Auf kaum einer Karte ist sie verzeichnet, und auf Satellitenbildern ist sie nur als Schatten zu erkennen: die Hochspannungsleitung in Pratteln, die quer über das Gelände führt, auf dem 2022 das Eidgenössische Schwingfest stattfinden soll. In 26 Meter Höhe fliesst dort Strom mit einer Spannung von 380'000 und 220'000 Volt. Am Schwingfest erwarten die Organisatoren über 200'000 Besucher – für publikumsintensive Aktivitäten unter solchen Anlagen gelten besondere Sicherheitsbestimmungen.

Besitzerin der Leitung ist Swissgrid. Dort gibt man sich zuversichtlich: «Bei Einhaltung der Sicherheitsabstände sieht Swissgrid grundsätzlich keine Gefahren für die Zuschauer von einem Grossanlass wie dem auf dem Areal in Pratteln geplanten Schwingfest», sagt Sprecherin Andrea Hohendahl. Doch das letzte Wort hat das Eidgenössische Starkstrominspektorat (ESTI), das den Leitungsbesitzern auf deren Antrag Ausnahmebewilligungen erteilt.

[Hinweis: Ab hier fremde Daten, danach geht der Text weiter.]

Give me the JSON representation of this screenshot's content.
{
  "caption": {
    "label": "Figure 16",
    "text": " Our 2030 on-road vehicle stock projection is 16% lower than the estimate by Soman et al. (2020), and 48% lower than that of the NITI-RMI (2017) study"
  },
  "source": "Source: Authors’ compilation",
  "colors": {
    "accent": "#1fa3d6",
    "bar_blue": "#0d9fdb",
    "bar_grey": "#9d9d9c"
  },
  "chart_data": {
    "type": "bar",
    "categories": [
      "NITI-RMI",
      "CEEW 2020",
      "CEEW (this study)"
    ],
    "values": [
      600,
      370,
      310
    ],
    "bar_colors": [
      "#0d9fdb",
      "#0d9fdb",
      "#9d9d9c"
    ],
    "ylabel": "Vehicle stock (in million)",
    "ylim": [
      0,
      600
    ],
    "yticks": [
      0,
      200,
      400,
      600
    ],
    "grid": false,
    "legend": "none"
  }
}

«Worst Case»: Hängende Kabel

Über den Fall Pratteln will sich ESTI-Jurist Richard Amstutz nicht konkret äussern, weil Swissgrid noch keine offizielle Anfrage eingereicht habe. Doch allgemein erklärt er: «Heikel, beziehungsweise grundsätzlich nicht erlaubt ist, dass sich Gebäude, Festhütten, Zelte oder ähnliche Einrichtungen mit grossen Menschenansammlungen, grossem Brandrisiko oder explosiblen Stoffen (zum Beispiel Feuerwerk) im Leitungsbereich befinden.»

Als Beispiele nennt er «Versammlungs-, Markt-, Schausteller-, Pausen-, Sport-, Campingplätze» und «öffentliche Liegewiesen». Das ESTI muss sich bei der Beurteilung der Sicherheit an die Verordnungen des Bundes halten. «Der Spielraum ist beschränkt», betont Amstutz. Laut ESTI besteht eine mögliche Gefahr darin, dass der Mast am Rande des Geländes unter Strom stehen könnte. «Worst Case» wäre, wenn nach dem Bruch eines Isolators eine unter Spannung stehende Leitung herunterfiele.

Schützendes Gerüst

In der Schweiz seien bereits «vereinzelt» ähnliche Gesuche wie in Pratteln gestellt worden, so Amstutz. «Diese werden als Einzelfall behandelt.» Deshalb könne man keine allgemeine Aussagen über die Erfolgsaussichten von Bewilligungsgesuchen machen.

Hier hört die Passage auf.